The research investigates:
- The phenomenology of these experiences, including their duration, associated functional impairment and estimated prevalence
- The wide range of interpretations from “Progress to Pathology” from well-known teachers and Buddhist scholars
- “Exacerbating factors” (practitioner characteristics, type of practice, available support) which may exacerbate expected (but perhaps difficult or challenging) meditation effects into the need for additional support measures.
A video summary of this project can be found here. This research is very much in its early stages, and we welcome collaborators.
MedLabs
Religious Studies Professor Harold Roth of Brown University teaches a variety of courses which involve experiential learning – the equivalent of a laboratory component in a science course. These “laboratories” center around meditation. Students from these courses are eligible to participate in studies at the lab as our experimental population. These students are matched with a control population – other college students who are involved in Religious Studies courses without a MedLabs component or students in courses which require sustained awareness of the body or senses, such as music and dance courses.

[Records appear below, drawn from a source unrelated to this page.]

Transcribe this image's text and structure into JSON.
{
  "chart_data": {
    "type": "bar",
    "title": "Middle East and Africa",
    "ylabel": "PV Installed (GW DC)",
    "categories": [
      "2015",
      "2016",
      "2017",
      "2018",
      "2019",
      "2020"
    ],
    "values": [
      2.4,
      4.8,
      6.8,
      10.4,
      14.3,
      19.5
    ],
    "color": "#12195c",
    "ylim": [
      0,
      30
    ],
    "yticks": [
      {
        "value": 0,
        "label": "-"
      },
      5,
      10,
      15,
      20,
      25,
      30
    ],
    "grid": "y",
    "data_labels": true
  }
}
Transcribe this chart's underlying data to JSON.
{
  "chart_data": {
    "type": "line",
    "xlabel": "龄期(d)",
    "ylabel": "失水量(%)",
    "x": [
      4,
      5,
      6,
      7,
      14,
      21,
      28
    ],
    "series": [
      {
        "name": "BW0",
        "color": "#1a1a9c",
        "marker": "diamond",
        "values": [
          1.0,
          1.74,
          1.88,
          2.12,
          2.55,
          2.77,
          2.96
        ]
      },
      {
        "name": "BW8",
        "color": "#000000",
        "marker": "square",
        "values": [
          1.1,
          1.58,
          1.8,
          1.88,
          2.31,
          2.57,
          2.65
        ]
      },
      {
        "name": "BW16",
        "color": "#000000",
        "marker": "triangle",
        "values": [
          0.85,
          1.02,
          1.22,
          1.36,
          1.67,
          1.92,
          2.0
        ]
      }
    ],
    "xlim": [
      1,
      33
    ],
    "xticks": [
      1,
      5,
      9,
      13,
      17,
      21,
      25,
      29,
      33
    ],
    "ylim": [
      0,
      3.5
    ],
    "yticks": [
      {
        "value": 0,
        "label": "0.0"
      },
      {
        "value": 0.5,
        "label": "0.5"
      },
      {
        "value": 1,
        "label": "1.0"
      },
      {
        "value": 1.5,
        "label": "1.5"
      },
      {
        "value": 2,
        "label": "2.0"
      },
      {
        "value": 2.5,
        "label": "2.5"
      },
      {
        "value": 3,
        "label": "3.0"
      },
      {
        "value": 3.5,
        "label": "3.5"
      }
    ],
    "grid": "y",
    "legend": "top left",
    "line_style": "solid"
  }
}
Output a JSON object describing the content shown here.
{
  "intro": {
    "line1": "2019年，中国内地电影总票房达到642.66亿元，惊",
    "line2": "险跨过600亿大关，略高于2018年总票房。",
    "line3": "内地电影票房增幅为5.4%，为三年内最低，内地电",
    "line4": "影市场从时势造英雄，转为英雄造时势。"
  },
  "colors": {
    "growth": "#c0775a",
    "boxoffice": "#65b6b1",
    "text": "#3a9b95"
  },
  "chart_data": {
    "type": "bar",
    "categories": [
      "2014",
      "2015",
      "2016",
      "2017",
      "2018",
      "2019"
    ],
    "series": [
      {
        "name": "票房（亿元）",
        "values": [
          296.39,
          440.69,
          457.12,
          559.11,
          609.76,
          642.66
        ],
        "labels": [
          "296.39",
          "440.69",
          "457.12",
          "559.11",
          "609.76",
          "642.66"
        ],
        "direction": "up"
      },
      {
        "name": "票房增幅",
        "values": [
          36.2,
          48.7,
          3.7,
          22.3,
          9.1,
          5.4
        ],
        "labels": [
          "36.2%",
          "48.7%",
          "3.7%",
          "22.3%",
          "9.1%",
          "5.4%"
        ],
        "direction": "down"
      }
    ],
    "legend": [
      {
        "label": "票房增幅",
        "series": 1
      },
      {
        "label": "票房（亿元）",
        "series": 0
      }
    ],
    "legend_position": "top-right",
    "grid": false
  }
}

Data from our MedLabs studies have been written up, and can be found in our publications section, (“Zen meditation class promotes increased positive word recall”). We are continuing to collect data from subsequent MedLabs courses and to analyze data from previous courses. If you are a student of Brown University, and would like to participate, please contact Willoughby Britton and/or Harold Roth.
Moses Brown
Meditation has been shown to be an effective
prevention for clinical emotional disturbances. As the initial symptoms of these disturbances are first typically seen in children around ages 10-12, targeting this group with meditation may be a particularly effective strategy for preventing later onset of these emotional disturbances.
Brown University Masters of Public Health student Nathaniel Lepp began a collaboration with the Moses Brown School, where meditation instruction has been integrated into the classroom setting and children are tested before and after their training to assess the effects of meditation on their attention and emotional processes. Two posters have been produced from these studies and can be found in our publications section.
MBDRP
The general purpose of the study is to investigate the potential cognitive and physiological mechanisms of the Mindfulness Based Depression Relapse Prevention Program (MBDRP), a novel relapse prevention program for major depression. This study intends to test whether an 8-week MBDRP intervention for formerly depressed participants is associated with any changes that may be related to sustained symptom improvement.
A number of physiological systems have been targeted for investigation, based on their involvement in depression and their response to meditative techniques. In brief, the systems are a) frontal brain asymmetry, b) vagal tone, c) sleep disturbance and REM characteristics, d) cortisol reactivity, and e) α-amylase reactivity. Moreover, a number of cognitive measures, including memory, executive function (attention, decision-making), rumination (the tendency to dwell on or analyze problems) and metacognitive awareness (an individual’s relationship to thoughts and feelings) are measured before and after treatment as well.